L-A: I’m going to go out on a limb here and declare my outright distaste for the jumpsuit, the playsuit, the romper, the whatever-you-want-to-call-it-one-piece. I won’t declare it an outright fashion faux pas, as there are some notable exceptions. Actually, forget that. I’m going to put my foot down and say that unless you happen to be one of the five lucky girls who have found and fit into one of these exceptions, just ignore this fashion trend. You will probably thank me when you aren’t stuffing the jumpsuit you wore once into the Salvation Army clothing bin at the end of the summer. And let’s not forget the inconvenience of having to haul ass to the ladies in one of these suits. No one can deny they’re a pain to wear when you have to pee. Even Lo of The Hills has twittered so much.
It’s okay. It has a waist and no harem pants. But the thing is, it doesn’t go beyond “just okay” or “doesn’t look too stupid”. And when you’re a celebrity with a stylist or are a sort of celebrity who wants to be a stylist, then “doesn’t look too stupid” doesn’t cut it. And this is what really sticks in my craw: stylish people are going bananas for the jumpsuit (okay maybe not bananas per se, but they are encouraging it). Blogs, magazines, and generally stylish folk on the internets have been talking about the jumpsuit trend since late 2008. And keeping us all abuzz about the jumpsuit only encourages crimes of fashion like this:
Check out those four otherwise attractive women. Not one of them dressed in anything that might flatter them. If I were to come across Rhianna and Angie Harmon into a “who wore it better” contest featuring that floral jumpsuit, I would have to choose “neither”.
And the worst of it?
Harem pants. Harem pants! Who on God’s green earth approved the return on harem pants? I’ve recently read that MC Hammer is feeling like the style trendsetter now that these monstrosities are back en vogue and the idea of anyone taking style tips from Hammer sends chills down my spine.
The worst culprit of all? The look that just tells you that no amount of money, fame, or scary space religions can buy you good taste is this one:
Apparently, it is of her own design. That’s a white, strapless, harem legged jumpsuit over a lace blouse. Excellent job Katie. Now I know she’s gone Cruise-crazy with the Stockholm syndrome.
Okay Ally, what are your thoughts on the jumpsuit? Yay or nay? I ran the idea by my every-so-stylish girl J.Lau and her reply was “Those jumpsuits? No. No. Definitely not”. So I’m know I’m not completely crazy.
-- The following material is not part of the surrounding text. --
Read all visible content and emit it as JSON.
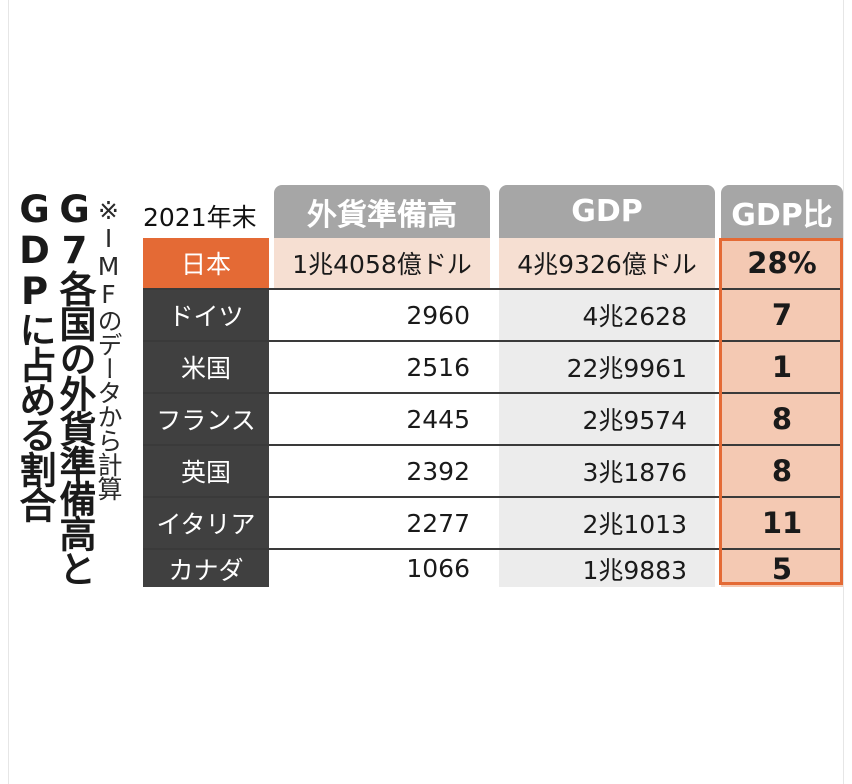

AllyG: I apologize in advance for my short comments (although this might be a welcome change for readers) as I am running off to meet L-A for coffee.
I’m going to be honest. I like the word “romper” although my friend Melissa made a good point the other day stating that the last time she heard the word “romper” she was eagerly awaiting the lady to say her name through the magic mirror. “Romper” it’s such a delicious word!
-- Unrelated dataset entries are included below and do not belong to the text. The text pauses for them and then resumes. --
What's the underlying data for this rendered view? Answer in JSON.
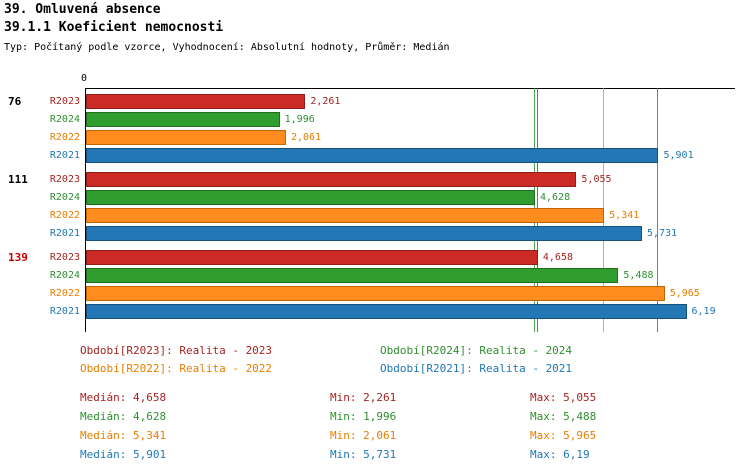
{
  "header": {
    "title": "39. Omluvená absence",
    "subtitle": "39.1.1 Koeficient nemocnosti",
    "meta": "Typ: Počítaný podle vzorce, Vyhodnocení: Absolutní hodnoty, Průměr: Medián"
  },
  "colors": {
    "R2023": {
      "bar": "#cc2a25",
      "border": "#8f1d1a",
      "text": "#a42420"
    },
    "R2024": {
      "bar": "#2f9e2f",
      "border": "#1f6f1f",
      "text": "#2f8f2f"
    },
    "R2022": {
      "bar": "#ff8c1e",
      "border": "#c26400",
      "text": "#e87e00"
    },
    "R2021": {
      "bar": "#2277b4",
      "border": "#15517c",
      "text": "#1f77b4"
    }
  },
  "group_highlight_color": "#cc0000",
  "chart_data": {
    "type": "bar",
    "orientation": "horizontal",
    "xlim": [
      0,
      6.7
    ],
    "axis_origin_label": "0",
    "series_order": [
      "R2023",
      "R2024",
      "R2022",
      "R2021"
    ],
    "groups": [
      {
        "label": "76",
        "highlight": false,
        "bars": [
          {
            "series": "R2023",
            "value": 2.261,
            "display": "2,261"
          },
          {
            "series": "R2024",
            "value": 1.996,
            "display": "1,996"
          },
          {
            "series": "R2022",
            "value": 2.061,
            "display": "2,061"
          },
          {
            "series": "R2021",
            "value": 5.901,
            "display": "5,901"
          }
        ]
      },
      {
        "label": "111",
        "highlight": false,
        "bars": [
          {
            "series": "R2023",
            "value": 5.055,
            "display": "5,055"
          },
          {
            "series": "R2024",
            "value": 4.628,
            "display": "4,628"
          },
          {
            "series": "R2022",
            "value": 5.341,
            "display": "5,341"
          },
          {
            "series": "R2021",
            "value": 5.731,
            "display": "5,731"
          }
        ]
      },
      {
        "label": "139",
        "highlight": true,
        "bars": [
          {
            "series": "R2023",
            "value": 4.658,
            "display": "4,658"
          },
          {
            "series": "R2024",
            "value": 5.488,
            "display": "5,488"
          },
          {
            "series": "R2022",
            "value": 5.965,
            "display": "5,965"
          },
          {
            "series": "R2021",
            "value": 6.19,
            "display": "6,19"
          }
        ]
      }
    ],
    "median_lines": {
      "R2023": 4.658,
      "R2024": 4.628,
      "R2022": 5.341,
      "R2021": 5.901
    }
  },
  "legend": [
    {
      "series": "R2023",
      "label": "Období[R2023]: Realita - 2023"
    },
    {
      "series": "R2024",
      "label": "Období[R2024]: Realita - 2024"
    },
    {
      "series": "R2022",
      "label": "Období[R2022]: Realita - 2022"
    },
    {
      "series": "R2021",
      "label": "Období[R2021]: Realita - 2021"
    }
  ],
  "stats": [
    {
      "series": "R2023",
      "median": "Medián: 4,658",
      "min": "Min: 2,261",
      "max": "Max: 5,055"
    },
    {
      "series": "R2024",
      "median": "Medián: 4,628",
      "min": "Min: 1,996",
      "max": "Max: 5,488"
    },
    {
      "series": "R2022",
      "median": "Medián: 5,341",
      "min": "Min: 2,061",
      "max": "Max: 5,965"
    },
    {
      "series": "R2021",
      "median": "Medián: 5,901",
      "min": "Min: 5,731",
      "max": "Max: 6,19"
    }
  ]
}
I like the short romper. Do you know who does a romper well? Nicole Ritchie? Although if this is a picture taken of her while she is pregnant I will jump out my window.
Blake Lively ain’t so bad herself. Did you know that nude shoes make your legs longer? True story! Now mind you, these are two examples of the “Romper short” vs. the “Romper pantsuit” which reminds me of Dallas (I’ll spare you another video).
I also enjoy Katy Perry in a romper:
Although I enjoy Katy Perry in anything. She is gorgeous and I think we would be total best friends.
To summarize: Hate the full body romper, love the short romper, but would never wear it myself. No one wants to see that. No one.